Baccio Pontelli’s masterpiece, built for the Assassins’ old enemy Pope Sixtus IV and completed twenty years earlier, loomed around and above him, the many candles lit at this time just penetrating the gloom. Ezio could make out wall paintings by Ghirlandaio, Botticelli, Perugino and Rosselli, but the great vault of the ceiling had as yet to be decorated.

He had entered by a stained-glass window which was undergoing repair, and he balanced on an interior embrasure overlooking the vast hall. Below him, Alexander VI, in full golden regalia, was conducting the Mass, reading from the Gospel of San Giovanni.
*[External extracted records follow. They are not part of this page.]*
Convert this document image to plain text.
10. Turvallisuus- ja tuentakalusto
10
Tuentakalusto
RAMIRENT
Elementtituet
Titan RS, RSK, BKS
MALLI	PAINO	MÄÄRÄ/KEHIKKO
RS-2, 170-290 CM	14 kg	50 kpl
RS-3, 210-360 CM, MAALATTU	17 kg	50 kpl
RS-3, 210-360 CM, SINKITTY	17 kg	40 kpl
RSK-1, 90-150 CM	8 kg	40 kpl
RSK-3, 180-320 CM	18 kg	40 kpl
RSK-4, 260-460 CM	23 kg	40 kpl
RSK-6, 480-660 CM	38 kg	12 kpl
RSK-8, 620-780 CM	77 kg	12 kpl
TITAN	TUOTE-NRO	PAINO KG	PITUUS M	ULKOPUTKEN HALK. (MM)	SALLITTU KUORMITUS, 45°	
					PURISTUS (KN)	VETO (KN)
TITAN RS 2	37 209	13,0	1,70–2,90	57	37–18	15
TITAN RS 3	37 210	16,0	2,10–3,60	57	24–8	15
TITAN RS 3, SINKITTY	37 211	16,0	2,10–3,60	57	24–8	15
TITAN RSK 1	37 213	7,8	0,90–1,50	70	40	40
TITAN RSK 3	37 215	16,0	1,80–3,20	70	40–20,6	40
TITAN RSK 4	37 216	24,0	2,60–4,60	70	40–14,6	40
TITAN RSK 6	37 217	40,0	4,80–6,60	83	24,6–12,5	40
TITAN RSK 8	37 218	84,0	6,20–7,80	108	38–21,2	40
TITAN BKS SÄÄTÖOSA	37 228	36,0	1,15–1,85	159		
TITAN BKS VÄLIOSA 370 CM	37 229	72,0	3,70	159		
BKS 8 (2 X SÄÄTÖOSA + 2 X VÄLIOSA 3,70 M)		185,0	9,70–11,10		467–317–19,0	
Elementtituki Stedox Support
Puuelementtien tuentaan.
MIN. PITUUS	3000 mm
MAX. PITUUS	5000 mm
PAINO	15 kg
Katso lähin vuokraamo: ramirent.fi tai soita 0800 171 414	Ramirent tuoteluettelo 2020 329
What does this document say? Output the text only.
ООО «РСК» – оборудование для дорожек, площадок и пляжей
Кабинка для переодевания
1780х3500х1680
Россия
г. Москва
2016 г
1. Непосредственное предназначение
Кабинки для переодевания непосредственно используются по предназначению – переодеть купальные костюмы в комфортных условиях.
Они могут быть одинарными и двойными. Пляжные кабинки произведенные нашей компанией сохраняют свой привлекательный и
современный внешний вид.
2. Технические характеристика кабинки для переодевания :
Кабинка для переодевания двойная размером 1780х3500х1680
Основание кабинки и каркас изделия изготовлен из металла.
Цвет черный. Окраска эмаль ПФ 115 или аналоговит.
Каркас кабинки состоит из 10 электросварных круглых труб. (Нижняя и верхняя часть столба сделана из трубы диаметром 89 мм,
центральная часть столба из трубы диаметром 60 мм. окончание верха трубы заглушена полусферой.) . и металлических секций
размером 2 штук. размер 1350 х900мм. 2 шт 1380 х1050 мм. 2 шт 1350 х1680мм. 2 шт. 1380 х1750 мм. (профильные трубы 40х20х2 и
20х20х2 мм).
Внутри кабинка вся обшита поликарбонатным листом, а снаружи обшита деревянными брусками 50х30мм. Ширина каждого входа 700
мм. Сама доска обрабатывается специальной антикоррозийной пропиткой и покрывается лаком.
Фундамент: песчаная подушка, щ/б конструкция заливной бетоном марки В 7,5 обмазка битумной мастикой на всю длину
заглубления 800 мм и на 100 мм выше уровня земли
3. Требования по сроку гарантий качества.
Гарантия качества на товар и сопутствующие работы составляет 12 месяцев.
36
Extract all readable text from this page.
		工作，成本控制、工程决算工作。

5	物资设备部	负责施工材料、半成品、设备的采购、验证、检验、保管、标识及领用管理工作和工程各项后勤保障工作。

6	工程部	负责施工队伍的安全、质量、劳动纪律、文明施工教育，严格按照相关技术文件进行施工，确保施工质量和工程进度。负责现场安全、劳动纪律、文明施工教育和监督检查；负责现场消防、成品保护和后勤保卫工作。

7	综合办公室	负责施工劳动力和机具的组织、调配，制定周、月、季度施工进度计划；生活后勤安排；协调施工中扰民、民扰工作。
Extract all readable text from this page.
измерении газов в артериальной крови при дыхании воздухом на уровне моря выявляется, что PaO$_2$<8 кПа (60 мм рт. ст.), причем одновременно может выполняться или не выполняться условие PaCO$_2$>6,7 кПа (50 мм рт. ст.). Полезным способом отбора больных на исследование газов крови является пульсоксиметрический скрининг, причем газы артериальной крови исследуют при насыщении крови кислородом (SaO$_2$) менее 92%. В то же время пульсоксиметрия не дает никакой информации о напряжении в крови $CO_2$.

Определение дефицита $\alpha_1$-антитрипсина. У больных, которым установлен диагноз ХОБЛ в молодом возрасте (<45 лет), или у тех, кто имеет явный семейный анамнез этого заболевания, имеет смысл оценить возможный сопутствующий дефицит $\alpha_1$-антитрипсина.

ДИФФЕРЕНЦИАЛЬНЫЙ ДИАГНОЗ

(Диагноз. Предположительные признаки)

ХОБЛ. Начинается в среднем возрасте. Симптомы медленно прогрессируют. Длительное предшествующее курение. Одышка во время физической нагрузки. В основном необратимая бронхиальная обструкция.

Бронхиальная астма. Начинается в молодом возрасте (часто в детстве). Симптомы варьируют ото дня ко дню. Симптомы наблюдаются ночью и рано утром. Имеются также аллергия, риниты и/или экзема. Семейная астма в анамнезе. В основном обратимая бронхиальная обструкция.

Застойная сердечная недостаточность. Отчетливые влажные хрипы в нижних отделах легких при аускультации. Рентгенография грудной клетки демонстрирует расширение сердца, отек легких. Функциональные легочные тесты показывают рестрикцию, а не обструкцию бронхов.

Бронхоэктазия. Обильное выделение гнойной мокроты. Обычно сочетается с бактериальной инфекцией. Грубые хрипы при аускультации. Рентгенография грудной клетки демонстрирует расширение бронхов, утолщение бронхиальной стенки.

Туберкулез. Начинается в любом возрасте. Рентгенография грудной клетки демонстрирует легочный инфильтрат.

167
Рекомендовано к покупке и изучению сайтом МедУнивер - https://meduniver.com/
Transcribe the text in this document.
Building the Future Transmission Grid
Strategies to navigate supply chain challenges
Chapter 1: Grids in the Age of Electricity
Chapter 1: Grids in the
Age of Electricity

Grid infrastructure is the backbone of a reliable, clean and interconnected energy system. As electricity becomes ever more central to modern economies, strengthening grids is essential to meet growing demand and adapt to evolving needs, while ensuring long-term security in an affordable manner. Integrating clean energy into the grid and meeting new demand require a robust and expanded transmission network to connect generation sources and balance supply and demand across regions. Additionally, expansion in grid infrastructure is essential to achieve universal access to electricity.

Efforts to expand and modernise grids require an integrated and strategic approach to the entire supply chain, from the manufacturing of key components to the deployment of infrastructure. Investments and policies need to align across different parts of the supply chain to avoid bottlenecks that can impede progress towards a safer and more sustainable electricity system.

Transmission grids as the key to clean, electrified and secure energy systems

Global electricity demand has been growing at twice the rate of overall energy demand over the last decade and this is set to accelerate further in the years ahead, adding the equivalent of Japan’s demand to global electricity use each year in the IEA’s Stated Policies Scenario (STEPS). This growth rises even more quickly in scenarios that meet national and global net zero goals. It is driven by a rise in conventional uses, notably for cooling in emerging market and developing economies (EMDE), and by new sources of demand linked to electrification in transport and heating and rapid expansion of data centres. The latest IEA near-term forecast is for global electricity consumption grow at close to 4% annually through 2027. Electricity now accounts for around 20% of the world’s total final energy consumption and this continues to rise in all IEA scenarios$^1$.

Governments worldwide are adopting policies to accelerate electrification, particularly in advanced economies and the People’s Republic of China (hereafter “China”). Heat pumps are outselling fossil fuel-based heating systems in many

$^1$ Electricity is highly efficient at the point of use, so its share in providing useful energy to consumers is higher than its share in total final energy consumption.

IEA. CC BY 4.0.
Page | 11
‘In principio erat Verbum, et Verbum erat apud Deum, et Deus erat Verbum. Hoc erat in pricipio apud Deum. Omnia per ipsum fact sunt, et sine ipso factum est nihil quid factum est… In him was life; and the life was the light of men. And the light shineth in the darkness; and the darkness comprehendeth it not. There was a man sent from God, whose name was John. The same came for a witness, to bear witness of the Light, that all men through him might believe. He was not that Light, but was sent to bear witness of that Light. That was the true Light, which lighteth every man that cometh into the world. He was in the world, and the world was made by him, and the world knew him not. He came unto his own, and his own received him not. But as many as received him, to them gave he power to become the sons of God, even to them that believe on his name: Which were born, not of blood, nor of the will of the flesh, nor of the will of man, but of God. And the Word was made flesh, and dwelt among us (and we beheld his glory, the glory as of the only begotten of the Father,) full of grace and truth…’

Ezio watched until the service came to its conclusion and the congregation began filing out, leaving the Pope alone with his cardinals and attendant priests. Did the Spaniard know Ezio was there? Did he plan some kind of confrontation? Ezio did not know, but he could see that here was a golden opportunity to rid the world of this most menacing Templar. Bracing himself, he threw himself outwards and downwards off the embrasure to land close to the Pope in a perfect crouch, springing up immediately, before the man or his attendants could have time to react or call out, and driving his spring-blade hard and deep into Alexander’s swollen body. The Pope sank soundlessly to the ground at Ezio’s feet and lay still.

Ezio stood over him, breathing hard. ‘I thought… I thought I was beyond this. I thought I could rise above vengeance. But I can’t. I’m just a man. I’ve waited too long, lost too much… and you are a canker in the world that should be cut out for everyone’s good – Requiescat in pace, sfortunato.’